During his tenure, Kauffman introduced thousands of students to basic social science research methods and contributed his own research and scholarship to the understanding of family and community, particularly within the contexts of the Mennonite Church and the larger societal trend toward urbanization. In collaboration with colleagues Leland Harder and Leo Driedger, Kauffman researched and wrote two books about the beliefs and social patterns of Mennonites: “Anabaptists Four Centuries Later” (1975) and “The Mennonite Mosaic” (1991).
Kauffman was a member of College Mennonite Church. He was also active in many organizations, including the Indiana Council on Family Relations, the National Council on Family Relations, the National Council of Churches, the Mennonite Historical Society and The Mennonite Quarterly Review. He conducted family life seminars on behalf of the World Council of Churches in Barbados, Ghana and Botswana. Kauffman led groups of Goshen College students on Study-Service Terms in Belize in 1974-75 and China in 1981.
He married Verda P. Lambright, a fellow Goshen College student from Shipshewana, Ind., Nov. 26, 1944, and she survives him.
He is also survived by four daughters, Lois Kauffman of New York City, Ruth (Nelson) Shantz of Ann Arbor, Mich., Alice (Craig) Hofheimer of Brooklyn, N.Y., and Carol (Walter) Poling of Greensboro, N.C.; one brother, Ellsworth (Irene) Kauffman of Wichita, Kan.; and nine grandchildren. He was preceded in death by his parents and a sister, Wanda Wideman.

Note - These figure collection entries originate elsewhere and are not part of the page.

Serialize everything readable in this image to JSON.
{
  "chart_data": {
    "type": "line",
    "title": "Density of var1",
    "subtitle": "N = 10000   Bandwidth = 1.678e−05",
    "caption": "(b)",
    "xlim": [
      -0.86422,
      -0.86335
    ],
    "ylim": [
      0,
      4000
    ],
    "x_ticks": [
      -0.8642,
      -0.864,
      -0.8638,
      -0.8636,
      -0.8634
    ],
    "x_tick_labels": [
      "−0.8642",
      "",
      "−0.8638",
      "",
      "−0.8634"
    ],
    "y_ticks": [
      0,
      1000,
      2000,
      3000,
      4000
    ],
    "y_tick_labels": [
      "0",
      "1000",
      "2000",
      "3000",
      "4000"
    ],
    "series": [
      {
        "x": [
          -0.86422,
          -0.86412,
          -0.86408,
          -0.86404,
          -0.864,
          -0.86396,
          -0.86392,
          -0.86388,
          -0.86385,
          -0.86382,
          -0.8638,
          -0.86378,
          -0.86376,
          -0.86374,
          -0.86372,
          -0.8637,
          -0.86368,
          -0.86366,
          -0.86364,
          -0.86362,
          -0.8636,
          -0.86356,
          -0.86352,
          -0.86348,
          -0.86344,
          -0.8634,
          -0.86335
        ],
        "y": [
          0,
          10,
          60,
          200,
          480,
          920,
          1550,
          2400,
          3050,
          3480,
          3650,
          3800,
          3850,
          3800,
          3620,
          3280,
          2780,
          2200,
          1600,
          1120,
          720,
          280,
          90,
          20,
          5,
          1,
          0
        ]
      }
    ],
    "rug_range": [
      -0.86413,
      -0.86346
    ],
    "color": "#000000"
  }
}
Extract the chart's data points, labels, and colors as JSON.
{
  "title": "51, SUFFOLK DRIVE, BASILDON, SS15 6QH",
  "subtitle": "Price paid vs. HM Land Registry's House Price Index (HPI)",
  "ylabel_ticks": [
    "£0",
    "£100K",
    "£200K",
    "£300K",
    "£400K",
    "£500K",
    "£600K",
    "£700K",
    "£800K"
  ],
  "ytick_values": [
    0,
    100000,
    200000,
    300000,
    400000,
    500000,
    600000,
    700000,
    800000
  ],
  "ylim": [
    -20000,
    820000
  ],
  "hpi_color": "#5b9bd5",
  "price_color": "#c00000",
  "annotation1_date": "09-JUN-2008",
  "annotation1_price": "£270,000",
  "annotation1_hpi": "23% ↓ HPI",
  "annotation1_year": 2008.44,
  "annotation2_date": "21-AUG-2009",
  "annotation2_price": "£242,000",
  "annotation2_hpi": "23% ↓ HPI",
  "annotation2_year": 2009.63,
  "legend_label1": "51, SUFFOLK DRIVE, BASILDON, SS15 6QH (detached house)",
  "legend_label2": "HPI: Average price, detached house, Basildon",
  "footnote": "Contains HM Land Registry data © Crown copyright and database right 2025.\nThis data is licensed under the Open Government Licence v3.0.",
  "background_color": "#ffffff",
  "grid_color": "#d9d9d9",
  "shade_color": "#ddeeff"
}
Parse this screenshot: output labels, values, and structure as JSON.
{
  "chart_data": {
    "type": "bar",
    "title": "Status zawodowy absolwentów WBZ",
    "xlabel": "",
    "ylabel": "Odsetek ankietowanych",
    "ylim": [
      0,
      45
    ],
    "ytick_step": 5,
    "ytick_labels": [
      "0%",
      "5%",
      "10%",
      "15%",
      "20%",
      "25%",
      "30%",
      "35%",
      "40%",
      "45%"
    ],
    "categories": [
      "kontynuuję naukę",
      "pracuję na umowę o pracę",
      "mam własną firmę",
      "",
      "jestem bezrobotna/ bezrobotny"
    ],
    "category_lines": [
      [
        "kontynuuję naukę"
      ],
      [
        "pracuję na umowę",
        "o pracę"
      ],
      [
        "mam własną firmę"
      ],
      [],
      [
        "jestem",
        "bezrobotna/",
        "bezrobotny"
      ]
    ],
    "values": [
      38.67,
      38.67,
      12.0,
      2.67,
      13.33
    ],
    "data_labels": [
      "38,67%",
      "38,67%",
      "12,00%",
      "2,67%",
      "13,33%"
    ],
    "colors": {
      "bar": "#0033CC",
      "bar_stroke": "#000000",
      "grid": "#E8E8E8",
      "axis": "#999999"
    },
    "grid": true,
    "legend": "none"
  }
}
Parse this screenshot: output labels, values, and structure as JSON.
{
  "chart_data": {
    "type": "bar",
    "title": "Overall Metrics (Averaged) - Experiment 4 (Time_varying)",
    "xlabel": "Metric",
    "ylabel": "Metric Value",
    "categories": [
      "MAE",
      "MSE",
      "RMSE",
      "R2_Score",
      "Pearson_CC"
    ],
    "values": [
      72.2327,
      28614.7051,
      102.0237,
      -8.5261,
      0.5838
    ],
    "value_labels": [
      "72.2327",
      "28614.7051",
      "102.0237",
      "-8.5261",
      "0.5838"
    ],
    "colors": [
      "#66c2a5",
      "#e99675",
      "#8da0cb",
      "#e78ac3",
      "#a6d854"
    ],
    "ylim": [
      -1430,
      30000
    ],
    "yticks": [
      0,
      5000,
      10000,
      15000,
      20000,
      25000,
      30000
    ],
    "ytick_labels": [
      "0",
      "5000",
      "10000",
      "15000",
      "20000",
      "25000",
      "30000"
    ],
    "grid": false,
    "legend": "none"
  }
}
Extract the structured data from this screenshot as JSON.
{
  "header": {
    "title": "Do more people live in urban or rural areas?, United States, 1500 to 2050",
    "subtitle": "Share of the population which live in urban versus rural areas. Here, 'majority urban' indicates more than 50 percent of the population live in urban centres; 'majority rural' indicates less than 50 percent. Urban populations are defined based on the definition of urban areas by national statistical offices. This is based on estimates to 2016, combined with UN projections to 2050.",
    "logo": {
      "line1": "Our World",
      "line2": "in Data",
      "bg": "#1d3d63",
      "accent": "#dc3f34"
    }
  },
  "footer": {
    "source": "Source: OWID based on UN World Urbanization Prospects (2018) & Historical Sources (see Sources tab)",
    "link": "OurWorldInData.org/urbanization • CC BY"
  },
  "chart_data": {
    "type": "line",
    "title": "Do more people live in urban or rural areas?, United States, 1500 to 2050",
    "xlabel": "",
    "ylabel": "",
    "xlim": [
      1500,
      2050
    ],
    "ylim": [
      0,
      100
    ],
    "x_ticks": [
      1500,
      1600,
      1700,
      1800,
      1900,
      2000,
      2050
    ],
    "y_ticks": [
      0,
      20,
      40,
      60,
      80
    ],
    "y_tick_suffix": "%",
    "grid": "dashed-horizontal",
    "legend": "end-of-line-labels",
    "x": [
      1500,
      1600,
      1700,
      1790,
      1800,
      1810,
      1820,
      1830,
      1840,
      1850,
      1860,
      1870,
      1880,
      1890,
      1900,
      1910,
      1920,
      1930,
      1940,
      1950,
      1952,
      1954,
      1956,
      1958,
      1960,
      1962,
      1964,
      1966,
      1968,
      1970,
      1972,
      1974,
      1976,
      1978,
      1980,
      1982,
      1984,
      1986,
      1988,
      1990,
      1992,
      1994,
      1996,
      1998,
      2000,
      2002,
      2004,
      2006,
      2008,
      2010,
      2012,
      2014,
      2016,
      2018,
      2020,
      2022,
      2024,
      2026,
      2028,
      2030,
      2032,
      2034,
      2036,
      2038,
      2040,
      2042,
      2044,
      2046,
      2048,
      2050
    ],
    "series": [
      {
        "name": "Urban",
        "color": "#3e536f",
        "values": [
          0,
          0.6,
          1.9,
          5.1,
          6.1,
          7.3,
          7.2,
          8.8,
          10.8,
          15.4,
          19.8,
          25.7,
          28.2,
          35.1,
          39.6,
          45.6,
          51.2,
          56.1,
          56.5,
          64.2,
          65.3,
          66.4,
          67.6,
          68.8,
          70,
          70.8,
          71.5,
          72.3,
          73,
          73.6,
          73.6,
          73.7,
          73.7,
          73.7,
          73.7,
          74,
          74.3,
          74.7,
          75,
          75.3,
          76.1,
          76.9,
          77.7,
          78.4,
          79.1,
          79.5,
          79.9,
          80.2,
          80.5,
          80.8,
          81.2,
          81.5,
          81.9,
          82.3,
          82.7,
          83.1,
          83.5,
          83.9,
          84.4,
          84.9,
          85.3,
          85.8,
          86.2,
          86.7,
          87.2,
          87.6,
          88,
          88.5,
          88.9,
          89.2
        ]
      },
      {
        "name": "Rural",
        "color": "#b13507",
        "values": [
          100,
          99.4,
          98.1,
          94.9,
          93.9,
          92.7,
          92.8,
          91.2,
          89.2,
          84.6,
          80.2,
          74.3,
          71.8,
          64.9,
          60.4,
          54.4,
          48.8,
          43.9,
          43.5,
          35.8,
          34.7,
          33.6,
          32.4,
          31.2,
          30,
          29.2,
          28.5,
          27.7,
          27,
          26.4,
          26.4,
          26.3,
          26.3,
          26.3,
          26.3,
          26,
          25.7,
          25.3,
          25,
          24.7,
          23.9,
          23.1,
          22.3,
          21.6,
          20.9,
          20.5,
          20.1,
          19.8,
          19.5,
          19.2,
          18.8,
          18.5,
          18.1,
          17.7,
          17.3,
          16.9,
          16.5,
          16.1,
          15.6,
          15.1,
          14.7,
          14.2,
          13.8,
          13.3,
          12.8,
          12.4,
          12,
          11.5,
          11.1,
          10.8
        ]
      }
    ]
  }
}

Visitation will be Nov. 20 from 2 to 4 p.m. and 6-8:30 p.m. in the Koinonia Room of College Mennonite Church. Family and friends will gather at 9 a.m. Nov. 21 for a processional to Violett Cemetery for the committal service. The memorial service will be at 11 a.m. in College Mennonite Church, where Revs. Klaudia Smucker and Firman Gingerich will officiate. Memorials may be made to the Mennonite Historical Society, Greencroft Foundation or Goshen Care at Home Hospice.